Many snack foods get their flavor from one or more of the snacking “trinity”: fat, salt or sugar. Based on the growing demand for healthier choices, commercial snack makers have created healthier versions of traditional chips, cookies and other impulse foods. You can combine foods such as nuts, fresh fruits and vegetables with healthy dips and spreads to create nutritious, sweet, crunchy and healthy snacks.
Many hard-core health addicts will find fault with almost any snack list that isn’t tofu and sprouts, but are you really going to eat cardboard when you need a snack? If you can’t eat 100% “healthy” at snack time, make a point of eating “healthier.”
Combine healthy whole foods with low-fat cheeses, nut butters and other items to create tasty, nutritious snacks. Serve apple slices with low-fat cheese for a sweet and savory snack. Put protein-rich peanut butter on celery. Add granola or nuts to low-fat yogurt to add crunch to a creamy fruit-filled treat. Make your own trail mix with raisins, nuts and dried fruit. Add berries to low-fat cottage cheese for a protein-rich, vitamin-filled snack.
Ooooooooh! Fruit has fructose (sugar)! Peanut is high in calories! Low-fat cheese has additives! Get real. Fresh fruit is better than a candy bar. A reasonable amount of peanut butter won’t load you up with saturated or trans fats. And a little processed cheese on an apple is better than a bag of potato chips.
Chips and Crackers
Commercial chips and crackers get much of their flavor from deep-frying, added salt and saturate and trans fat. Look for healthy chips that are baked, not fried. Read nutrition labels to check sodium and fat levels. Avoid snacks made with saturated and trans fats. Choose chips and crackers made from whole grains, rather than refined wheat flour.
Cut the calories and refined carbohydrates by substituting lettuce leaves for bread, rolls or tortillas. Serve a tuna salad snack by using fat-free mayonnaise with this heart-healthy fish that’s high in Omega-3 fatty acids.

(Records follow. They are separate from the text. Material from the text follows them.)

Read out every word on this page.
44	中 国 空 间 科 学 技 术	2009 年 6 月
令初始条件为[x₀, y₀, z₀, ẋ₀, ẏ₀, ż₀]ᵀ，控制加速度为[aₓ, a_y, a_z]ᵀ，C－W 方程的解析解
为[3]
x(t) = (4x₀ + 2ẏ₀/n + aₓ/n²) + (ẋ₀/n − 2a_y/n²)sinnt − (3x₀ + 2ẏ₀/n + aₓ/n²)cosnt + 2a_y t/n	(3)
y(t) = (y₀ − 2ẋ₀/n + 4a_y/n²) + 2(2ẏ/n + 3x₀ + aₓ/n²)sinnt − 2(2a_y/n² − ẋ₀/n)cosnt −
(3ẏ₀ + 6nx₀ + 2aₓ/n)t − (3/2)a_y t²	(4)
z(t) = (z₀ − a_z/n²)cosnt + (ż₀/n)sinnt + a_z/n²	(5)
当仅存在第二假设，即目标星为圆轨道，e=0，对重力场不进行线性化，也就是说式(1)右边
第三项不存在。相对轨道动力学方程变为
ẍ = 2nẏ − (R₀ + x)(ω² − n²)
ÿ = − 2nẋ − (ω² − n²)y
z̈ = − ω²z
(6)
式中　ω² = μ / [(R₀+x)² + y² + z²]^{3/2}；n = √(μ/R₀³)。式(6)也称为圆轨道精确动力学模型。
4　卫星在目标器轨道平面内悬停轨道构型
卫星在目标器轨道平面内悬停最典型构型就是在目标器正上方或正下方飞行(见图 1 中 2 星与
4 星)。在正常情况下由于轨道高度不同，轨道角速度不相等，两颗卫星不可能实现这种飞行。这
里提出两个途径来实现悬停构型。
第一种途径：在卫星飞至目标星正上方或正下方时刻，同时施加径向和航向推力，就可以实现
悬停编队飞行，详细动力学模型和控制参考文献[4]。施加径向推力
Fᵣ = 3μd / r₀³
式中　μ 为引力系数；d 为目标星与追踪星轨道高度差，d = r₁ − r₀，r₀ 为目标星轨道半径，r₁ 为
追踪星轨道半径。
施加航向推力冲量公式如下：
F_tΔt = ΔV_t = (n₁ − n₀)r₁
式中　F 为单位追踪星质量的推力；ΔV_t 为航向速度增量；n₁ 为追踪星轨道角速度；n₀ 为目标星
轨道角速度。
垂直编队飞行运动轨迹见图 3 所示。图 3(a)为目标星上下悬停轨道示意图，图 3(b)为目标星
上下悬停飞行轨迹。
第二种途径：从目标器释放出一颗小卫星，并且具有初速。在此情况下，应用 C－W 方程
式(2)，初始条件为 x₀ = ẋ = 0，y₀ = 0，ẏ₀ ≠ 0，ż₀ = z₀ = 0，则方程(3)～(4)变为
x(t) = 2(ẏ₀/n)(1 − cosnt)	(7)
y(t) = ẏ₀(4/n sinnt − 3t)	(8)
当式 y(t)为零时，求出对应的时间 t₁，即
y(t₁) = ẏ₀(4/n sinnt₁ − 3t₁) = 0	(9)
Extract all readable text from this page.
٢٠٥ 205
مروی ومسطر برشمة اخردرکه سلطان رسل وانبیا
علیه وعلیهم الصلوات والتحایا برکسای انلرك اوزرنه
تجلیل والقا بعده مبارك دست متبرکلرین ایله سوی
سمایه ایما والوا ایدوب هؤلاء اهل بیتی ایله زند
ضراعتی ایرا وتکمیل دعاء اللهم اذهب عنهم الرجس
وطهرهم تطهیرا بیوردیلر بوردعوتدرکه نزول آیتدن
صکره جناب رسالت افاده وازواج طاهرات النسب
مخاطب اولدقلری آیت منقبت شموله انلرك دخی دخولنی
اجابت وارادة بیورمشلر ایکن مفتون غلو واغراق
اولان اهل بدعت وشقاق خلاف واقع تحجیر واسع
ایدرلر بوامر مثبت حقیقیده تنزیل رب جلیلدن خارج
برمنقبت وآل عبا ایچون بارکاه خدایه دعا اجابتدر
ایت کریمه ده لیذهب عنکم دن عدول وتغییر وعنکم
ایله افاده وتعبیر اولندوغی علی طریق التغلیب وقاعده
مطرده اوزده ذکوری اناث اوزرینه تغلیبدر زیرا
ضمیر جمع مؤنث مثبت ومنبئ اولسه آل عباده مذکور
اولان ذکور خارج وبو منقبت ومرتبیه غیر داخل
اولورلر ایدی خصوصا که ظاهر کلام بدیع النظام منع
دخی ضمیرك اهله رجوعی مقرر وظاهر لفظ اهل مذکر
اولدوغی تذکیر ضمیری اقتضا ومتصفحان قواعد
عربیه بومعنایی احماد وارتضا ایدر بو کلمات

Add grapes or raisins and slivered almonds to chicken breast meat and bind with a fat-free mayo for a wrap that’s lower in saturated fat and cholesterol than a traditional chicken salad sandwich served on bread.
Coat almonds or other nuts with an egg white wash, then sprinkle with a cinnamon-sugar mix and bake for a healthy snack. Nuts are an excellent source of protein and recommended by MayoClinic.com as a cholesterol-fighting food. Use just enough sugar to add some sweetness.
If you’re grazing, or spreading your meals among five to six meals and snacks each day, have a packet of instant oatmeal for your mid-morning or mid-afternoon snack. Oats are an excellent source of dietary fiber, making it a healthful, cholesterol-fighting food. Add a few raisins or grapes instead of sugar for sweetness.
Bean and Avocado Dips
Hummus and black bean dips are protein-rich, healthy dips for your chips, crackers and veggies. Hummus is made from chickpeas, also known as garbanzo beans, and is low in cholesterol and high in iron. Read the nutrition labels on commercial hummus products to choose one low in fat. Black beans are also high in protein and one of the lowest legumes in carbohydrates. They are also rich in iron. Avocados provide healthy fats and are lower in sugar and higher in protein than other fruits (yeah, it’s a fruit!) and good source of several vitamins.